The award presentation is part of Porchlight’s annual Chicago Sings fund-raising concert, this year themed to feature rock and roll’s influence on Broadway. The concert — featuring numbers from the 2020 Broadway musical “Jagged Little Pill” among others — will be available via stream through April 18.

“For me, this past year has been a time of reflection, of recognizing your journey,” Fields continued. “I think of how hard this business is and how you have so many lows and so many highs and how your talent alone is a small part of what happens; it might get you somewhere, but it won’t always help you stay there. You have to treat people with respect, especially yourself. “

The Porchlight award will be presented by Gary Griffin, who won it last year and who directed Fields in “The Color Purple.” Fields credits Griffin with more than helping her raise her national profile. As the artistic director of the Drury Lane Theatre in the 1990s, Griffin was the first to hire her to work at the west-suburban venue, Fields said.

“I believe that the steps of a righteous man are ordered by God and I believe I didn’t meet Gary Griffin by chance but by design,” Fields said. “He took a chance on me in a place that wasn’t necessarily conducive to gender or racial diversity. I found myself working harder with Gary because he saw something in me that I didn’t always see in myself,” Fields said.

Griffin’s take: “All I did was put her in front of people. She did all the rest.”

Fields recalled her earliest encouragement coming from three invaluable sources: The Englewood Antioch Baptist Church where she sang, powerhouse singer/actor E. Faye Butler, and composer Rufus Hill.

Sofia (Felicia P. Fields, left) has some strong words for Squeak (Stephanie St. James, right) in this scene from the first national touring production of “The Color Purple.”
Paul Kolnik
Sofia (Felicia P. Fields, left) has some strong words for Squeak (Stephanie St. James, right) in this scene from the first national touring production of “The Color Purple.”

“I happened to be singing in church the day Julie Shannon came to look for vocalists to record a demo for her new musical, ‘Stones,’” Fields said, adding that her pastor had been friends with Shannon’s husband. After the service, Shannon asked Fields to come record those demos, and then cast her in the Bailiwick Theatre’s production of “Stones.” That show also featured Butler and Hill, both of whom subsequently told Fields to audition at the Marriott Theatre in Lincolnshire.
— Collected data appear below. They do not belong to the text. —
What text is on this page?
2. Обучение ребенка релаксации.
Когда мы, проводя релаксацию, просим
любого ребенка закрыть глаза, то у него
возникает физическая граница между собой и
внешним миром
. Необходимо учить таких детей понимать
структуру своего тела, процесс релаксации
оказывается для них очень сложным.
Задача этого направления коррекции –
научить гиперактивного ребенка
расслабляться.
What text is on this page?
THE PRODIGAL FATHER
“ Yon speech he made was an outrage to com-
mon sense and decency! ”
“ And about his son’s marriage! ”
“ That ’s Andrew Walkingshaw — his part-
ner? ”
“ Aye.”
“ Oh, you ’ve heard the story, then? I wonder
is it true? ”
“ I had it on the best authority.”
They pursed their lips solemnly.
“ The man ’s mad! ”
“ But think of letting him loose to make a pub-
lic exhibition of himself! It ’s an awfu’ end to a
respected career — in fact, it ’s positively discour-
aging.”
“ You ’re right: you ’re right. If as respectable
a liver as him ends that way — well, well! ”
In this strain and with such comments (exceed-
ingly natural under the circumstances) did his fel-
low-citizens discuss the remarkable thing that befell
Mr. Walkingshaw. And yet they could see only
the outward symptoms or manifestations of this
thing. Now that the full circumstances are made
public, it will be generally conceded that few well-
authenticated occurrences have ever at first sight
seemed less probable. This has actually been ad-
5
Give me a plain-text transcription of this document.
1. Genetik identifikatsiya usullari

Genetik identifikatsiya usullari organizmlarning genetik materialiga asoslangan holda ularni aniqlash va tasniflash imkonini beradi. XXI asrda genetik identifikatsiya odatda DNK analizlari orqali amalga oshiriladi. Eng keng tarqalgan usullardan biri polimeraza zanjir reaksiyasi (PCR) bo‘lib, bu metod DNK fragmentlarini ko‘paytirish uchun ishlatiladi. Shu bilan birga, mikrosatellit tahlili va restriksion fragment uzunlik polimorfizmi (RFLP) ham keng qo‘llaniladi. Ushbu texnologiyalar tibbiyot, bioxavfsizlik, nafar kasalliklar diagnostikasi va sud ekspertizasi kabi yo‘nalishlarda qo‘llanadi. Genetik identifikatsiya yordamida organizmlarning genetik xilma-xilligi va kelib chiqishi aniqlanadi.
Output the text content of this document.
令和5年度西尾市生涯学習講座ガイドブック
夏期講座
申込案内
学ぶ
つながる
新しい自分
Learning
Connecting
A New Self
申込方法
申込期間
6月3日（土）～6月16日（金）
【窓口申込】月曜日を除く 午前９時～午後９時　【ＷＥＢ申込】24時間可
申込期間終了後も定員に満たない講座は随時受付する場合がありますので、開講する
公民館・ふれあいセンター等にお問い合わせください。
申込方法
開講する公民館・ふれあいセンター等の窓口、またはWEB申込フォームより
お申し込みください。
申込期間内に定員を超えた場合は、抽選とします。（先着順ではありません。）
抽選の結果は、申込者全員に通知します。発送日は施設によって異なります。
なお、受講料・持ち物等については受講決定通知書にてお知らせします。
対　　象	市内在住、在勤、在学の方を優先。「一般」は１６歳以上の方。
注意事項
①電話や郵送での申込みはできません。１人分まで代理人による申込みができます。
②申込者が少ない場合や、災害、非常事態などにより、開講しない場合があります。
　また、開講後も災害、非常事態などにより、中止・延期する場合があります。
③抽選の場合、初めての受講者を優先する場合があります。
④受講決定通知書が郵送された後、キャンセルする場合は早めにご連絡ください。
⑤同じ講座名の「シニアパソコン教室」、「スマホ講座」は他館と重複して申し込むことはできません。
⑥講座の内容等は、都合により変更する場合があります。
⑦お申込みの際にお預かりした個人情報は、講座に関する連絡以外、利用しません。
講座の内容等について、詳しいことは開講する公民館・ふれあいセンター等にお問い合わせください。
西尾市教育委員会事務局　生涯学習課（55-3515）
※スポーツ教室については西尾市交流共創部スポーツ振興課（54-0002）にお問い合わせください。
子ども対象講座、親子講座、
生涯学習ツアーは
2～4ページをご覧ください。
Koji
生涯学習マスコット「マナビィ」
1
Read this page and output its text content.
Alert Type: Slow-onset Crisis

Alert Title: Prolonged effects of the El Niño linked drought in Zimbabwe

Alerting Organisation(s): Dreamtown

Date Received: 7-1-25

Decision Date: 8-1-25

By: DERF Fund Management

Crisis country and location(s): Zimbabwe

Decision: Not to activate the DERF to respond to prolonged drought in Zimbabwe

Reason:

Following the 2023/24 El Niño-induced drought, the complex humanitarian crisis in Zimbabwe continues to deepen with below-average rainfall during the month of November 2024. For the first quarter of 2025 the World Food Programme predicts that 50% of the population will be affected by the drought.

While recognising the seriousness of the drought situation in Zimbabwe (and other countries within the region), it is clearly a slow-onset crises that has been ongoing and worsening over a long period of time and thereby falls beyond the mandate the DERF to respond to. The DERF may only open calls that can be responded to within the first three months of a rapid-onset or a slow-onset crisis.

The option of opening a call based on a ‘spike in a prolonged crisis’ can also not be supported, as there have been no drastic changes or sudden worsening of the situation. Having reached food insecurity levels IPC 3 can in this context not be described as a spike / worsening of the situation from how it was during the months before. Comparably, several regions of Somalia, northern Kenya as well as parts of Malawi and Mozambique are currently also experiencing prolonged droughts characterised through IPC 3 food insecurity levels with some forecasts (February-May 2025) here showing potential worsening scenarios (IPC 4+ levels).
Fields was cast as Glinda and Auntie Em in that 1987 Lincolnshire staging, opposite Butler’s Addaperle/Evillene.

“I had just seen E. Faye in ‘A My Name is Alice’ at the old Ivanhoe,” Fields recalled, “And now we’re co-starring in the same show. It just goes to show you never know who you’re going to be working with next,” she said.

Fields has covered vast ground since that inaugural role, steadily working at the city’s largest houses including the Goodman, Chicago Shakespeare, Northlight and Writers theaters among them. The Broadway run and the glitz of Tony season were fun, Fields said, but she never considered leaving her home base of Chicago.

As for the award she is receiving, Fields remembers Guy Adkins as a colleague with an impish wit and a remarkable talent, and said she treasures being the recipient of his namesake honor.

“He was so mischievous. You never saw him when he wasn’t smiling or joking around. I didn’t know Clarence Derwent or Antionette Perry. I [didn’t] know Joseph Jefferson. But I did know Guy Adkins, and I know what it’s like to be acknowledged by your peers like this. It feels good,” she said.